6.9.10

John Fante- Ask the Dust


Et c'est déjà un crime de ne citer que ça...


"Assassin ou barman, barman ou écrivain, qu'importe : son sort était le sort de tous, sa fin ma fin ; et ce soir dans cette cité de fenêtres éteintes il s'en trouvait des millions comme lui et comme moi, aussi impossibles à différencier que des brins d'herbe mourante. C'était déjà assez dur comme ça de vivre, mais mourir c'était la tâche suprême."


"Je suis sorti faire un tour en ville. Bon Dieu, voilà que je remettais ça, traîner la savate dans les rues. Je regardais les gueules autour de moi, et je savais que la mienne était pareille. Des tronches vidées de leur sang, des mines pincées, soucieuses, paumées. Des tronches comme des fleurs arrachées de leurs racines et fourrées dans un joli vase ; les couleurs ne duraient pas bien longtemps."

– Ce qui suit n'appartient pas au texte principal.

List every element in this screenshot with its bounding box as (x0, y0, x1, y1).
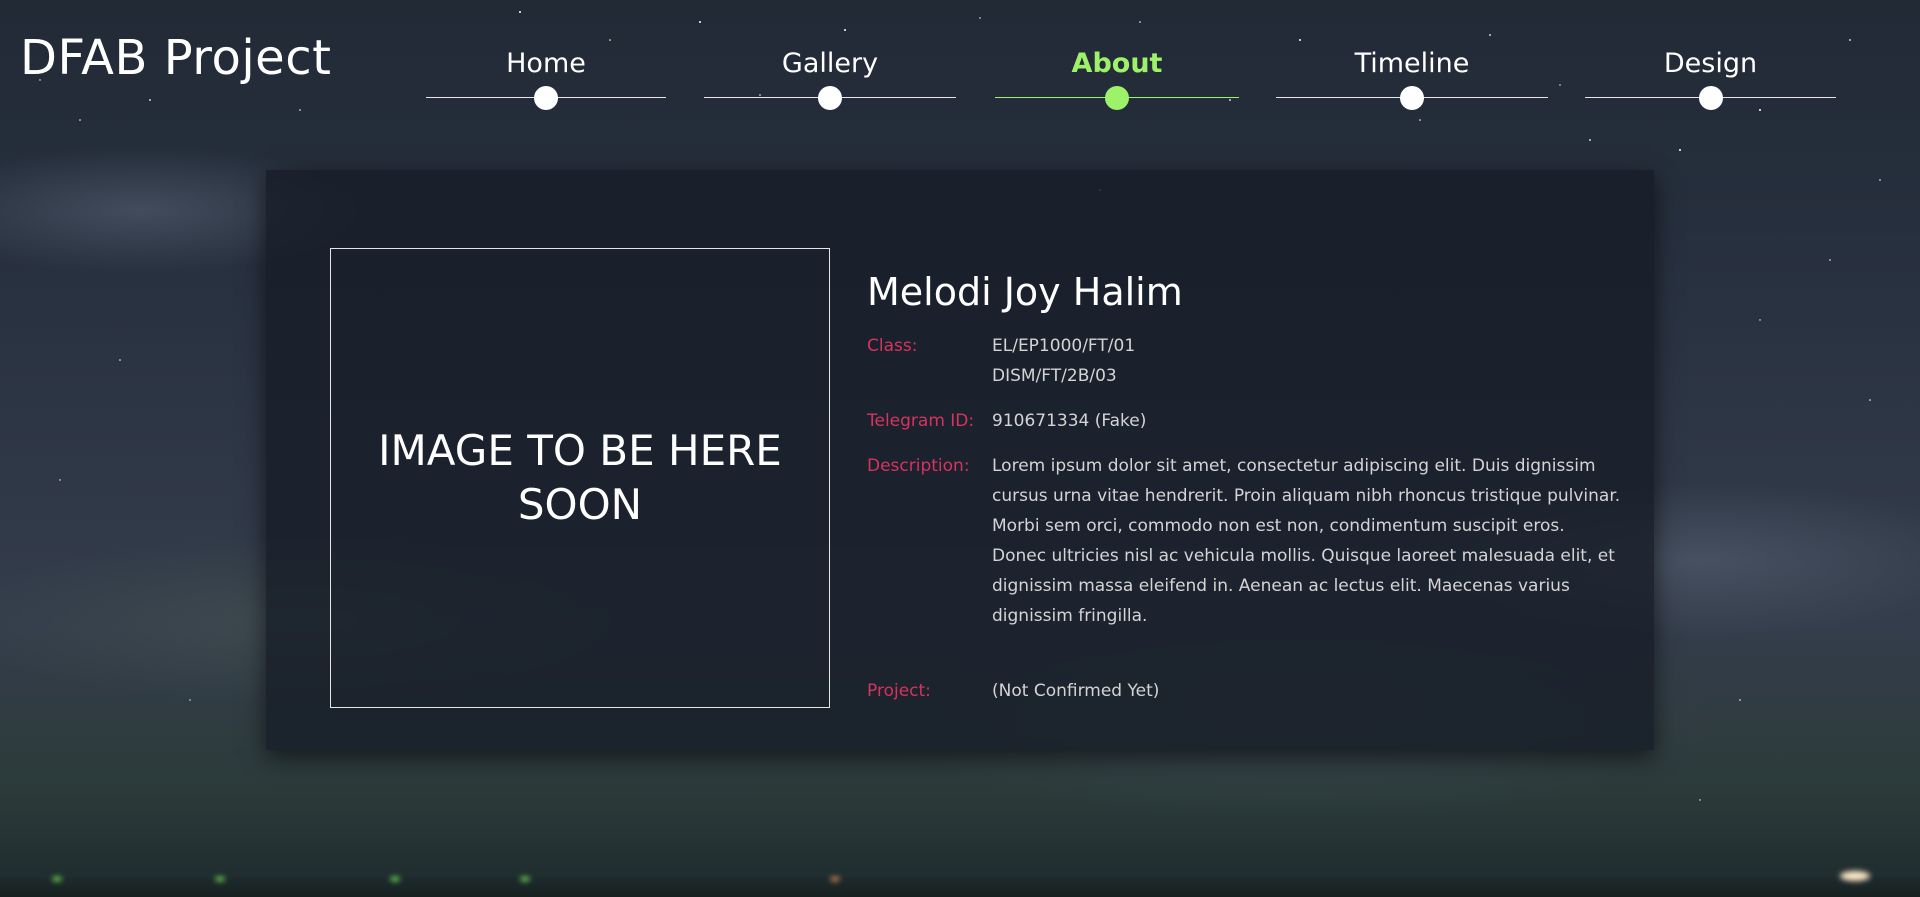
description-label: Description: (867, 456, 970, 476)
horizon-light (52, 877, 62, 881)
profile-name: Melodi Joy Halim (867, 270, 1183, 314)
description-value: Lorem ipsum dolor sit amet, consectetur … (992, 456, 1621, 626)
class-value-1: EL/EP1000/FT/01 (992, 336, 1136, 356)
profile-image-placeholder: IMAGE TO BE HERE SOON (330, 248, 830, 708)
project-value: (Not Confirmed Yet) (992, 681, 1160, 701)
site-title[interactable]: DFAB Project (20, 30, 331, 86)
telegram-value: 910671334 (Fake) (992, 411, 1147, 431)
nav-dot (1105, 86, 1129, 110)
nav-item-design[interactable]: Design (1585, 44, 1836, 114)
class-value-2: DISM/FT/2B/03 (992, 366, 1117, 386)
nav-dot (1400, 86, 1424, 110)
nav-label: Design (1663, 48, 1758, 79)
image-placeholder-text: IMAGE TO BE HERE SOON (378, 426, 782, 529)
horizon-light (1840, 871, 1870, 881)
telegram-label: Telegram ID: (867, 411, 975, 431)
horizon (0, 877, 1920, 897)
nav-label: Home (506, 48, 586, 79)
nav-label: Timeline (1354, 48, 1470, 79)
nav-item-home[interactable]: Home (426, 44, 666, 114)
nav-dot (534, 86, 558, 110)
horizon-light (390, 877, 400, 881)
class-label: Class: (867, 336, 918, 356)
horizon-light (830, 877, 840, 881)
nav-dot (1698, 86, 1723, 110)
nav-dot (818, 86, 842, 110)
horizon-light (520, 877, 530, 881)
nav-item-about[interactable]: About (995, 44, 1239, 114)
nav-label: Gallery (781, 48, 879, 79)
project-label: Project: (867, 681, 931, 701)
profile-card: IMAGE TO BE HERE SOON Melodi Joy Halim C… (266, 170, 1654, 750)
nav-item-timeline[interactable]: Timeline (1276, 44, 1548, 114)
nav-item-gallery[interactable]: Gallery (704, 44, 956, 114)
horizon-light (215, 877, 225, 881)
nav-label: About (1071, 48, 1163, 79)
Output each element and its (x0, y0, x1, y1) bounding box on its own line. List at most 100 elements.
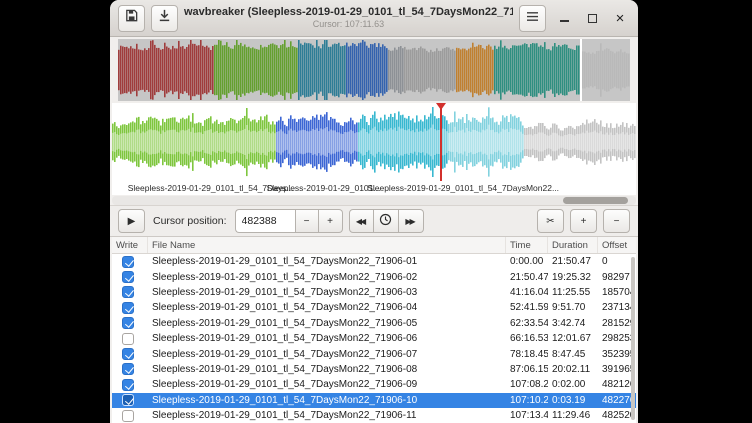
cursor-position-label: Cursor position: (153, 215, 227, 227)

"Là-dessus tu as sorti une bouteille de ton sac et on a bu ça ; ton tour d’abord, ensuite le mien. Quand il n’y a plus rien eu dans la bouteille je suis descendu en acheter une autre au drugstore, mais une grande cette fois. Toute la nuit on a bu et pleuré, et ivre je pouvais dire les choses qui bouillonnaient dans mon cœur, tous ces chouettes mots, toutes les fines comparaisons, parce que toi c’est sur l’autre mec que tu pleurais et tu n’entendais rien de ce que je racontais ; mais moi je les entendais, et je peux te dire qu’Arturo Bandini était plutôt bon cette nuit-là, parce qu’il parlait à son seul amour, et ce n’était ni à toi ni à Vera Rivken qu’il parlait, tu comprends, mais juste à son amour. Ah j’en ai dit des belles choses cette nuit-là, Camilla. A genoux à côté de toi sur le lit, je te tenais la main en disant : « Camilla, pauvre petite, perdue et tout ça ! Desserre tes doigts fins et rends-moi mon âme lasse ! Embrasse-moi sur la bouche que je me rassasie du pain d’une colline mexicaine. Souffle le parfum des cités perdues dans mes narines enfiévrées et laisse-moi mourir ici, la main sur la douceur de ta gorge, blanche comme une plage du sud à moitié oubliée. Viens puiser le désir dans ces yeux malades et jette-le aux moineaux solitaires dans quelques champs de maïs, parce que je t’aime, Camilla, et ton nom m’est sacré comme celui d’une princesse très brave se mourant d’amour avec le sourire, pour quelqu’un qui ne le lui rendrait jamais. "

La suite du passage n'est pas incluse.